Litigation can upend whatever hopes you had for a speedy resolution. The need for litigation usually arises when someone disputes an aspect of the estate. This can lead to a lengthy court battle as you work to move past the issue.
Common reasons for estate litigation
California law provides interested parties with many opportunities to challenge aspects of an estate. However, there are a few types of disputes that occur more frequently than others. This includes:
- An invalid will: When someone believes the decedent’s will is not valid. This could be due to questions about the person’s mental capacity, undue influence or signature validity, for example.
- A questionable trust: This might occur when an interested party has questions about the validity of a trust, similar to when a will is contested.

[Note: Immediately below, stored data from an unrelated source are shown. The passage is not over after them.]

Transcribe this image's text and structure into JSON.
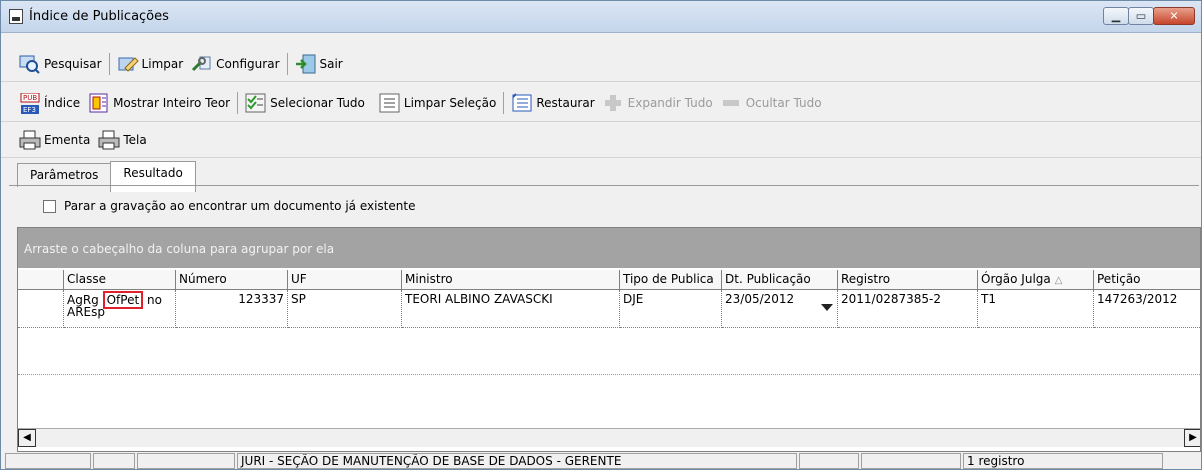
{
  "window": {
    "title": "Índice de Publicações"
  },
  "toolbar1": {
    "search": "Pesquisar",
    "clear": "Limpar",
    "configure": "Configurar",
    "exit": "Sair"
  },
  "toolbar2": {
    "index": "Índice",
    "show_full": "Mostrar Inteiro Teor",
    "select_all": "Selecionar Tudo",
    "clear_selection": "Limpar Seleção",
    "restore": "Restaurar",
    "expand_all": "Expandir Tudo",
    "hide_all": "Ocultar Tudo"
  },
  "toolbar3": {
    "ementa": "Ementa",
    "tela": "Tela"
  },
  "tabs": [
    {
      "label": "Parâmetros"
    },
    {
      "label": "Resultado"
    }
  ],
  "checkbox": {
    "label": "Parar a gravação ao encontrar um documento já existente",
    "checked": false
  },
  "grid": {
    "group_hint": "Arraste o cabeçalho da coluna para agrupar por ela",
    "columns": [
      "Classe",
      "Número",
      "UF",
      "Ministro",
      "Tipo de Publica",
      "Dt. Publicação",
      "Registro",
      "Órgão Julga",
      "Petição"
    ],
    "rows": [
      {
        "classe_a": "AgRg",
        "classe_b": "OfPet",
        "classe_c": "no",
        "classe_d": "AREsp",
        "numero": "123337",
        "uf": "SP",
        "ministro": "TEORI ALBINO ZAVASCKI",
        "tipo": "DJE",
        "dt_publicacao": "23/05/2012",
        "registro": "2011/0287385-2",
        "orgao": "T1",
        "peticao": "147263/2012"
      }
    ]
  },
  "status": {
    "department": "JURI - SEÇÃO DE MANUTENÇÃO DE BASE DE DADOS - GERENTE",
    "count": "1 registro"
  },
  "colors": {
    "accent_highlight": "#e0202a",
    "group_bar": "#a3a3a3"
  }
}
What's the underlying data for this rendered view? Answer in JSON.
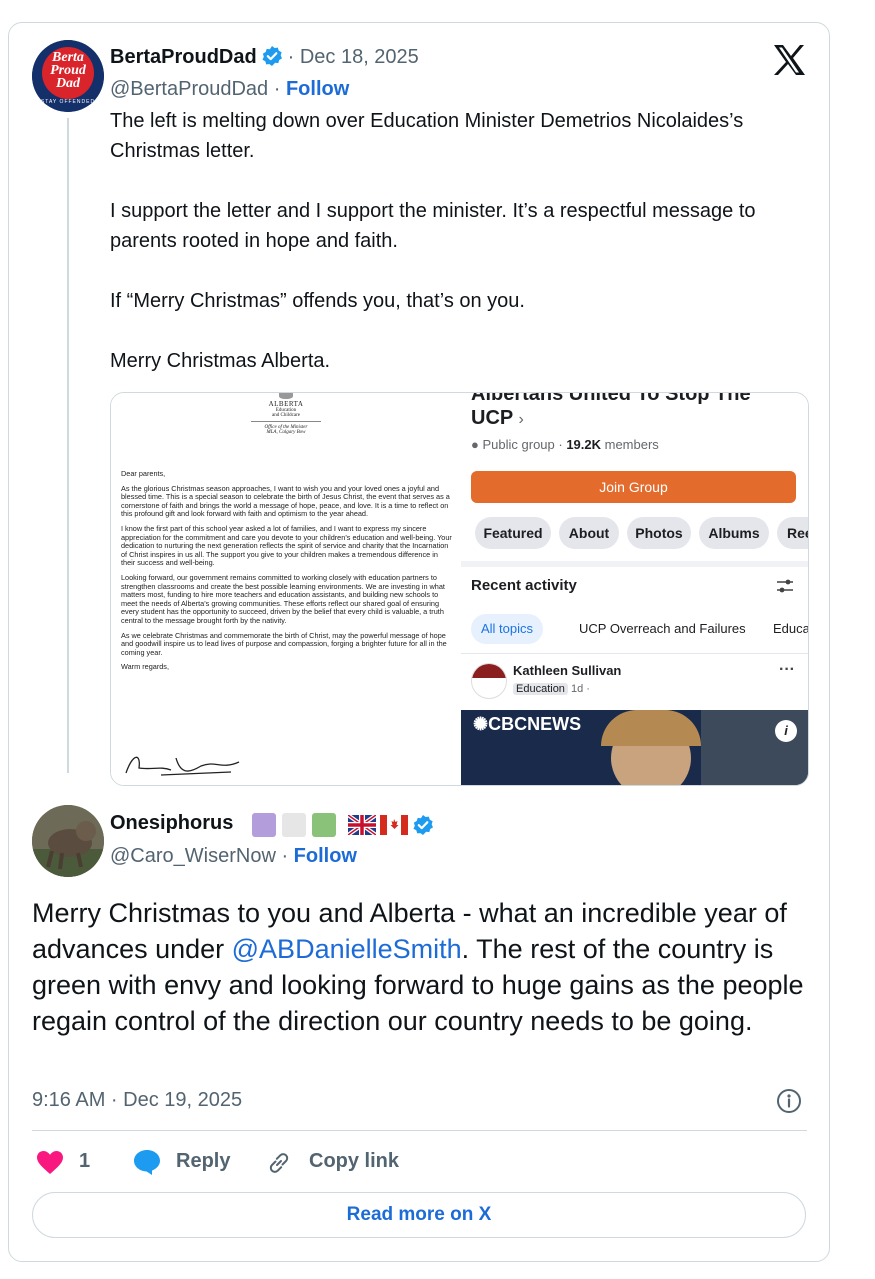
{
  "app": "X",
  "original_post": {
    "display_name": "BertaProudDad",
    "date": "Dec 18, 2025",
    "handle": "@BertaProudDad",
    "follow_label": "Follow",
    "avatar_text": [
      "Berta",
      "Proud",
      "Dad"
    ],
    "avatar_ring_text": "STAY OFFENDED",
    "paragraphs": [
      "The left is melting down over Education Minister Demetrios Nicolaides’s Christmas letter.",
      "I support the letter and I support the minister. It’s a respectful message to parents rooted in hope and faith.",
      "If “Merry Christmas” offends you, that’s on you.",
      "Merry Christmas Alberta."
    ],
    "letter": {
      "header": [
        "ALBERTA",
        "Education",
        "and Childcare"
      ],
      "office": [
        "Office of the Minister",
        "MLA, Calgary Bow"
      ],
      "greeting": "Dear parents,",
      "paragraphs": [
        "As the glorious Christmas season approaches, I want to wish you and your loved ones a joyful and blessed time. This is a special season to celebrate the birth of Jesus Christ, the event that serves as a cornerstone of faith and brings the world a message of hope, peace, and love. It is a time to reflect on this profound gift and look forward with faith and optimism to the year ahead.",
        "I know the first part of this school year asked a lot of families, and I want to express my sincere appreciation for the commitment and care you devote to your children’s education and well-being. Your dedication to nurturing the next generation reflects the spirit of service and charity that the Incarnation of Christ inspires in us all. The support you give to your children makes a tremendous difference in their success and well-being.",
        "Looking forward, our government remains committed to working closely with education partners to strengthen classrooms and create the best possible learning environments. We are investing in what matters most, funding to hire more teachers and education assistants, and building new schools to meet the needs of Alberta’s growing communities. These efforts reflect our shared goal of ensuring every student has the opportunity to succeed, driven by the belief that every child is valuable, a truth central to the message brought forth by the nativity.",
        "As we celebrate Christmas and commemorate the birth of Christ, may the powerful message of hope and goodwill inspire us to lead lives of purpose and compassion, forging a brighter future for all in the coming year."
      ],
      "closing": "Warm regards,"
    },
    "facebook": {
      "group_name_top": "Albertans United To Stop The",
      "group_name": "UCP",
      "group_meta_prefix": "Public group · ",
      "members_count": "19.2K",
      "members_label": " members",
      "join_label": "Join Group",
      "tabs": [
        "Featured",
        "About",
        "Photos",
        "Albums",
        "Ree"
      ],
      "recent_activity": "Recent activity",
      "topics": [
        "All topics",
        "UCP Overreach and Failures",
        "Educa"
      ],
      "post_author": "Kathleen Sullivan",
      "post_tag": "Education",
      "post_time": "1d ·",
      "news_label": "CBCNEWS",
      "more_dots": "···"
    }
  },
  "reply_post": {
    "display_name": "Onesiphorus",
    "handle": "@Caro_WiserNow",
    "follow_label": "Follow",
    "name_squares": [
      "#b39ddb",
      "#e6e6e6",
      "#8bc27a"
    ],
    "text_before": "Merry Christmas to you and Alberta - what an incredible year of advances under ",
    "mention": "@ABDanielleSmith",
    "text_after": ". The rest of the country is green with envy and looking forward to huge gains as the people regain control of the direction our country needs to be going.",
    "timestamp": "9:16 AM · Dec 19, 2025"
  },
  "actions": {
    "like_count": "1",
    "reply_label": "Reply",
    "copy_link_label": "Copy link"
  },
  "footer": {
    "read_more_label": "Read more on X"
  },
  "colors": {
    "accent": "#1d6bd6",
    "verified": "#1d9bf0",
    "like": "#f91880",
    "join_button": "#e36b2c"
  }
}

- Management of an estate or trust: An option if someone believes there are signs of mismanagement by an executor or trustee, or thinks the directives in an estate or trust cannot actually be fulfilled.
- Omitted spouse or children: If the decedent wed or had children after the execution of their testamentary instruments, and never updated said instructions to account for the new family makeup, an omitted spouse or child may be able to secure a share of the estate.
- Business partners: If a decedent owned or was closely involved in a business, their professional colleagues may be impacted by the probate process. If the estate lacks clear or consistent directions, shareholders or partners may believe they need to act.
There are many additional situations that might prompt litigation, but these represent some of the common scenarios.
Don’t let litigation drag on
If ignored or neglected, estate litigation can drag on and potentially result in some negative consequences. If you are involved in the administration of an estate or trust and are facing difficult legal questions, it’s important to get professional help.
Navigating this period of life may not be easy. With a robust legal response, you can get through it with a bit more ease.